Dans ces conditions, il est difficile de trouver une articulation entre entreprises. Leurs forces sont aussi éparpillées, en raison de la multitude « de marchés applicatifs », explique Stephan Vérin, secrétaire général du pôle de compétitivité Up-tex (matériaux textiles avancés et innovants), basé à Lille Métropole – Marcq-en-Barœul.
D’un côté, il y a les marchés traditionnels du textile-habillement auxquels s’ajoute aujourd’hui le textile technique.
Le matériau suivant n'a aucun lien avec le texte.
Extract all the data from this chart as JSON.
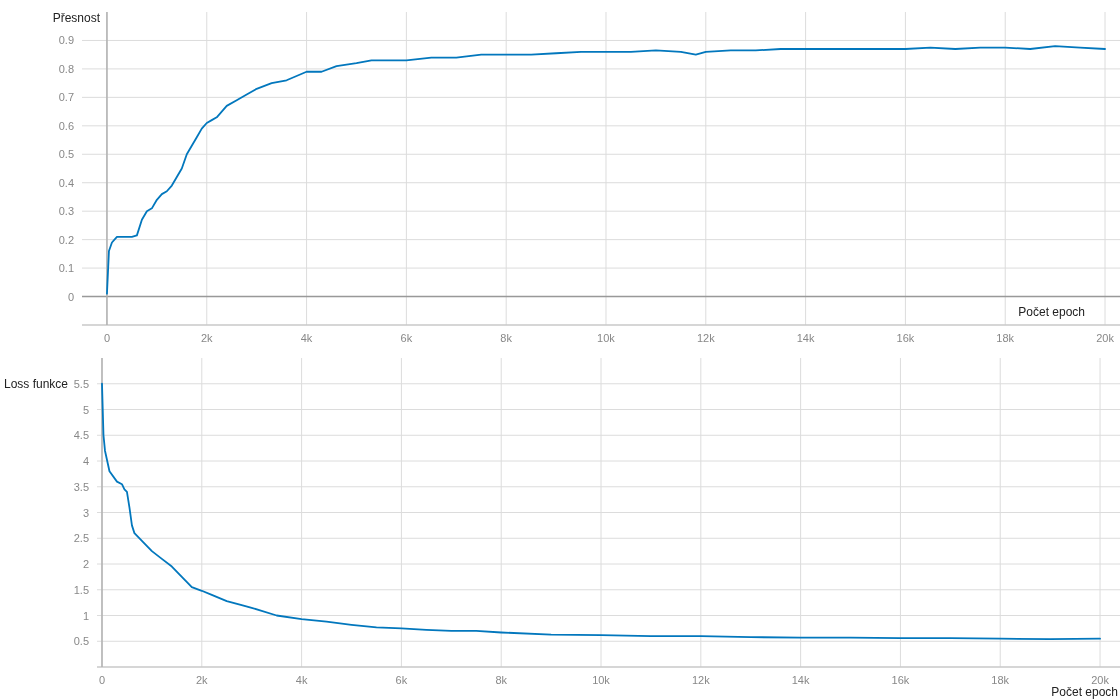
{
  "chart_data": [
    {
      "type": "line",
      "ylabel": "Přesnost",
      "xlabel": "Počet epoch",
      "xlim": [
        -500,
        20300
      ],
      "ylim": [
        -0.1,
        1.0
      ],
      "xticks": [
        0,
        {
          "value": 2000,
          "label": "2k"
        },
        {
          "value": 4000,
          "label": "4k"
        },
        {
          "value": 6000,
          "label": "6k"
        },
        {
          "value": 8000,
          "label": "8k"
        },
        {
          "value": 10000,
          "label": "10k"
        },
        {
          "value": 12000,
          "label": "12k"
        },
        {
          "value": 14000,
          "label": "14k"
        },
        {
          "value": 16000,
          "label": "16k"
        },
        {
          "value": 18000,
          "label": "18k"
        },
        {
          "value": 20000,
          "label": "20k"
        }
      ],
      "yticks": [
        0,
        0.1,
        0.2,
        0.3,
        0.4,
        0.5,
        0.6,
        0.7,
        0.8,
        0.9
      ],
      "grid": true,
      "marker": "none",
      "line_style": "solid",
      "series": [
        {
          "color": "#0277bd",
          "x": [
            0,
            40,
            100,
            200,
            300,
            400,
            500,
            600,
            700,
            800,
            900,
            1000,
            1100,
            1200,
            1300,
            1400,
            1500,
            1600,
            1700,
            1800,
            1900,
            2000,
            2100,
            2200,
            2400,
            2600,
            2800,
            3000,
            3300,
            3600,
            4000,
            4300,
            4600,
            5000,
            5300,
            5600,
            6000,
            6500,
            7000,
            7500,
            8000,
            8500,
            9000,
            9500,
            10000,
            10500,
            11000,
            11500,
            11800,
            12000,
            12500,
            13000,
            13500,
            14000,
            14500,
            15000,
            15500,
            16000,
            16500,
            17000,
            17500,
            18000,
            18500,
            19000,
            19500,
            20000
          ],
          "values": [
            0.01,
            0.16,
            0.19,
            0.21,
            0.21,
            0.21,
            0.21,
            0.215,
            0.27,
            0.3,
            0.31,
            0.34,
            0.36,
            0.37,
            0.39,
            0.42,
            0.45,
            0.5,
            0.53,
            0.56,
            0.59,
            0.61,
            0.62,
            0.63,
            0.67,
            0.69,
            0.71,
            0.73,
            0.75,
            0.76,
            0.79,
            0.79,
            0.81,
            0.82,
            0.83,
            0.83,
            0.83,
            0.84,
            0.84,
            0.85,
            0.85,
            0.85,
            0.855,
            0.86,
            0.86,
            0.86,
            0.865,
            0.86,
            0.85,
            0.86,
            0.865,
            0.865,
            0.87,
            0.87,
            0.87,
            0.87,
            0.87,
            0.87,
            0.875,
            0.87,
            0.875,
            0.875,
            0.87,
            0.88,
            0.875,
            0.87
          ]
        }
      ]
    },
    {
      "type": "line",
      "ylabel": "Loss funkce",
      "xlabel": "Počet epoch",
      "xlim": [
        -100,
        20400
      ],
      "ylim": [
        0,
        6
      ],
      "xticks": [
        0,
        {
          "value": 2000,
          "label": "2k"
        },
        {
          "value": 4000,
          "label": "4k"
        },
        {
          "value": 6000,
          "label": "6k"
        },
        {
          "value": 8000,
          "label": "8k"
        },
        {
          "value": 10000,
          "label": "10k"
        },
        {
          "value": 12000,
          "label": "12k"
        },
        {
          "value": 14000,
          "label": "14k"
        },
        {
          "value": 16000,
          "label": "16k"
        },
        {
          "value": 18000,
          "label": "18k"
        },
        {
          "value": 20000,
          "label": "20k"
        }
      ],
      "yticks": [
        0.5,
        1,
        1.5,
        2,
        2.5,
        3,
        3.5,
        4,
        4.5,
        5,
        5.5
      ],
      "grid": true,
      "marker": "none",
      "line_style": "solid",
      "series": [
        {
          "color": "#0277bd",
          "x": [
            0,
            30,
            60,
            150,
            300,
            400,
            450,
            500,
            550,
            600,
            650,
            800,
            1000,
            1200,
            1400,
            1600,
            1800,
            2000,
            2200,
            2500,
            2800,
            3000,
            3500,
            4000,
            4500,
            5000,
            5500,
            6000,
            6500,
            7000,
            7500,
            8000,
            9000,
            10000,
            11000,
            12000,
            13000,
            14000,
            15000,
            16000,
            17000,
            18000,
            19000,
            20000
          ],
          "values": [
            5.5,
            4.5,
            4.2,
            3.8,
            3.6,
            3.55,
            3.45,
            3.4,
            3.1,
            2.75,
            2.6,
            2.45,
            2.25,
            2.1,
            1.95,
            1.75,
            1.55,
            1.48,
            1.4,
            1.28,
            1.2,
            1.15,
            1.0,
            0.93,
            0.88,
            0.82,
            0.77,
            0.75,
            0.72,
            0.7,
            0.7,
            0.67,
            0.63,
            0.62,
            0.6,
            0.6,
            0.58,
            0.57,
            0.57,
            0.56,
            0.56,
            0.55,
            0.54,
            0.55
          ]
        }
      ]
    }
  ]
}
Dans ces domaines, les entreprises françaises sont très nombreuses à participer aux grands salons (Première Vision, Interfilière, Intertextile, Techtextil).
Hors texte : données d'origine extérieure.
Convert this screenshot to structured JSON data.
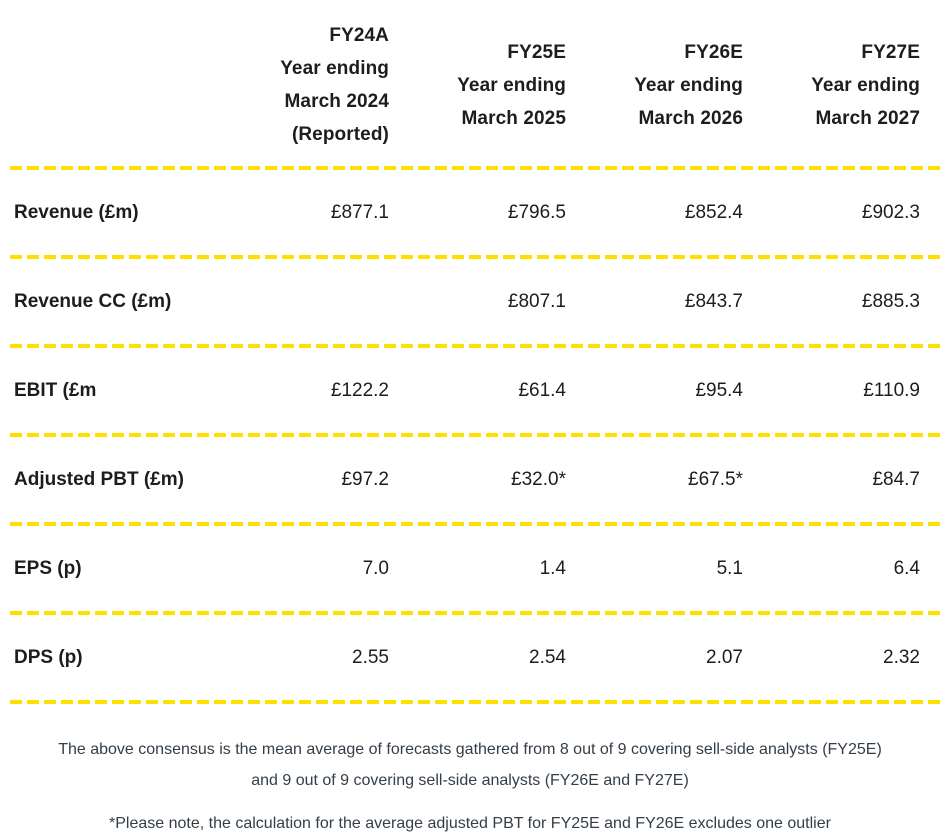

D’un autre côté, il y a toute une série de PME plus ou moins esseulées, allant de l’ameublement au siège automobile, en passant par le verre et l’équipement maritime avec d’autres manifestations (Heimtextil, Glasstec, Mets, Innovation Aicraft Seating).
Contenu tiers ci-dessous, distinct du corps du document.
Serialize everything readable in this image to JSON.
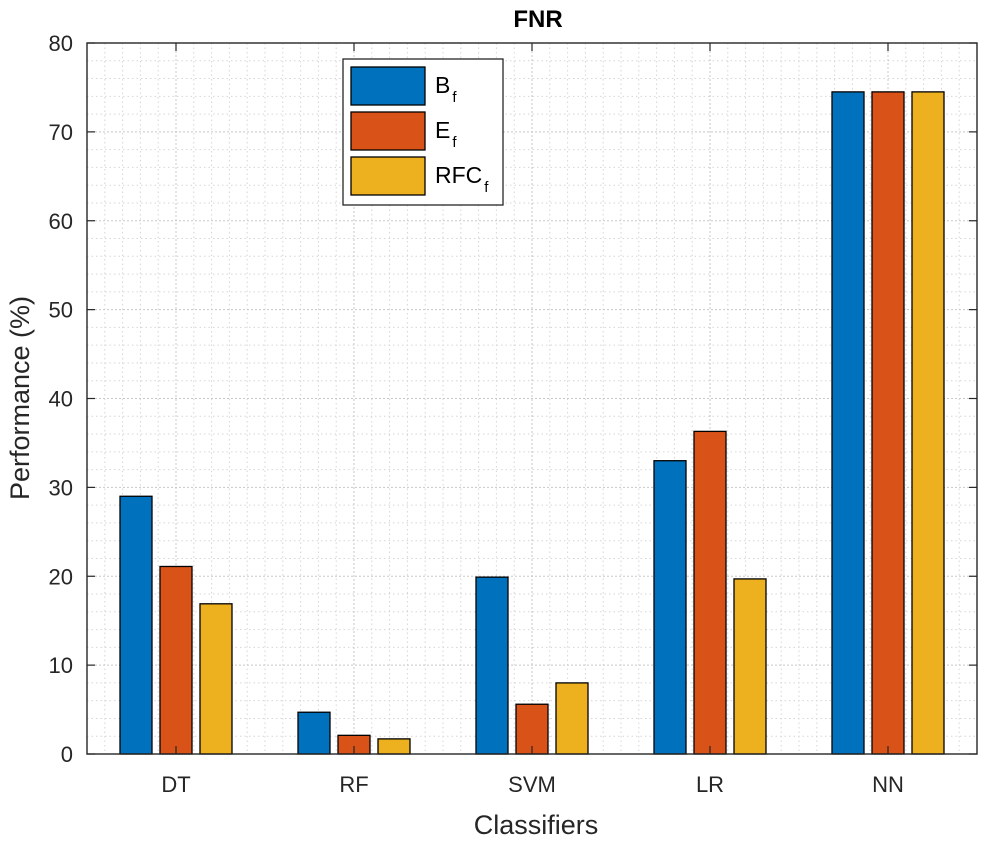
{
  "chart_data": {
    "type": "bar",
    "title": "FNR",
    "xlabel": "Classifiers",
    "ylabel": "Performance (%)",
    "ylim": [
      0,
      80
    ],
    "yticks": [
      0,
      10,
      20,
      30,
      40,
      50,
      60,
      70,
      80
    ],
    "grid": true,
    "minor_grid": true,
    "legend_position": "top-center",
    "categories": [
      "DT",
      "RF",
      "SVM",
      "LR",
      "NN"
    ],
    "series": [
      {
        "name": "B",
        "subscript": "f",
        "color": "#0072BD",
        "values": [
          29.0,
          4.7,
          19.9,
          33.0,
          74.5
        ]
      },
      {
        "name": "E",
        "subscript": "f",
        "color": "#D95319",
        "values": [
          21.1,
          2.1,
          5.6,
          36.3,
          74.5
        ]
      },
      {
        "name": "RFC",
        "subscript": "f",
        "color": "#EDB120",
        "values": [
          16.9,
          1.7,
          8.0,
          19.7,
          74.5
        ]
      }
    ]
  }
}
La dispersion des entreprises sur les salons s’accentue encore avec la création de manifestations « ultra-spécialisées », selon Stéphan Vérin. Autre inconvénient, la taille des entreprises françaises, généralement inférieure à celle des voisins européens, se reflète dans celle des stands, qui n’atteint pas la dimension des stands allemands ou belges. D’où moins de visibilité pour les Français.
Dans le textile technique, « le taux d’export moyen est de 45 %, mais ça va de 5 à 99 % », indique Karine Wallois, conseiller du commerce extérieur de la France (CCEF) Hauts-de-France et chargée du Développement international de Clubtex/Up-tex. Association transfrontalière d’industriels fondée dans les années 90, Clubtex (80 membres français, belges…) s’est rapproché, tout en gardant son indépendance juridique, du pôle de compétitivité nordiste. Up-tex + Clubtex, c’est aujourd’hui 185 membres, 131 entreprises, dont 97 PME.
La relative dispersion des entreprises ne signifie pas que les acteurs du commerce extérieur ne se réunissent pas. Up-tex, comme l’autre pôle pour les textiles techniques, Techtera (textiles et matériaux souples en Région Auvergne-Rhône-Alpes), dont le siège est à Lyon, est associé par l’Union des industries textiles à la structuration de la filière, à côté des organisateurs des grands salons internationaux, Eurovet (Interfilière…) et Première Vision.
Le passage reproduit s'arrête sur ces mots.